Greece’s police on Monday said it had sent anti-racism officers to guard the country’s first same-sex wedding between men, held under a landmark new law.

The police released a letter from the two men, who said they had received “threats to their safety” and thanked the officers for their assistance “during and after the ceremony” at the weekend.

“Our marriage, held in the presence of our three underage children, was free of fear and stress, as it should be,” the letter said, according to a police statement on X, formerly Twitter.

In 2008, the country’s first same-sex civil marriages involving a male and a female couple had taken place on the small Aegean island of Tilos.

They were later annulled in court.

In February, the Greek parliament legalised same-sex marriage and adoption over the opposition of many conservative ruling party lawmakers and despite objections from the influential Orthodox Church of Greece.
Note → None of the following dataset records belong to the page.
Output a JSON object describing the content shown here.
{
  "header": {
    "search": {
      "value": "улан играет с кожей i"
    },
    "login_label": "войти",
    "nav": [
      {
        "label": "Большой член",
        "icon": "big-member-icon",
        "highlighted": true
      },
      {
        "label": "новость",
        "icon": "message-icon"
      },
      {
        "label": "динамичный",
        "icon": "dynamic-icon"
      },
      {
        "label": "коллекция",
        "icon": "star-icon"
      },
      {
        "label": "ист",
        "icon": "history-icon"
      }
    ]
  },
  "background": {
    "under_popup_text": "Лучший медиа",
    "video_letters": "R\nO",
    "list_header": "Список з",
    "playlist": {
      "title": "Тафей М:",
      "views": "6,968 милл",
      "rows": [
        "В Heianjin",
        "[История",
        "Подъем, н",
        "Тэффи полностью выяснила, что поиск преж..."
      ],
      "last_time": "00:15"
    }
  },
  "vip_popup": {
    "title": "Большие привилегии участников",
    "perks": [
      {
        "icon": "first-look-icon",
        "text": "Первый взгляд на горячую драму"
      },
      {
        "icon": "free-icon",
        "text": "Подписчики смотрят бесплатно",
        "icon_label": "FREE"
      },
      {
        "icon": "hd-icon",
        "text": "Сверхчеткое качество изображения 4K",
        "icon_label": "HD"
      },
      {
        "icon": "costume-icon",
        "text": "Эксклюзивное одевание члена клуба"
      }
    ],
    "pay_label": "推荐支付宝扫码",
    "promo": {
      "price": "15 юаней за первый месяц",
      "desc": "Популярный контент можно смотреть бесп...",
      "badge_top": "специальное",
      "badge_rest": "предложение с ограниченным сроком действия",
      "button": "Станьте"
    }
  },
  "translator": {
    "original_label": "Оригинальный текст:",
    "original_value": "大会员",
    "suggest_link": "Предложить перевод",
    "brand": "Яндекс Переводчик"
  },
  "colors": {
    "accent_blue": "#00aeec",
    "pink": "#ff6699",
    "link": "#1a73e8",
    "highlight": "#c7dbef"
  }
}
The bill was personally championed by Prime Minister Kyriakos Mitsotakis, who called it a “milestone” for human rights in the country.

Some 4,000 people had demonstrated against the reform outside parliament a few days before the vote, many of them brandishing religious icons and crucifixes.

The head of the main Greek opposition party Syriza, Stefanos Kasselakis, another key proponent of the reform, has announced plans to marry his American partner Tyler McBeth in Greece in the summer.

The couple previously tied the knot in the United States in October.

Greece had been condemned for anti-gay discrimination by the European Court of Human Rights in 2013, after gay couples were excluded from a 2008 civil union law.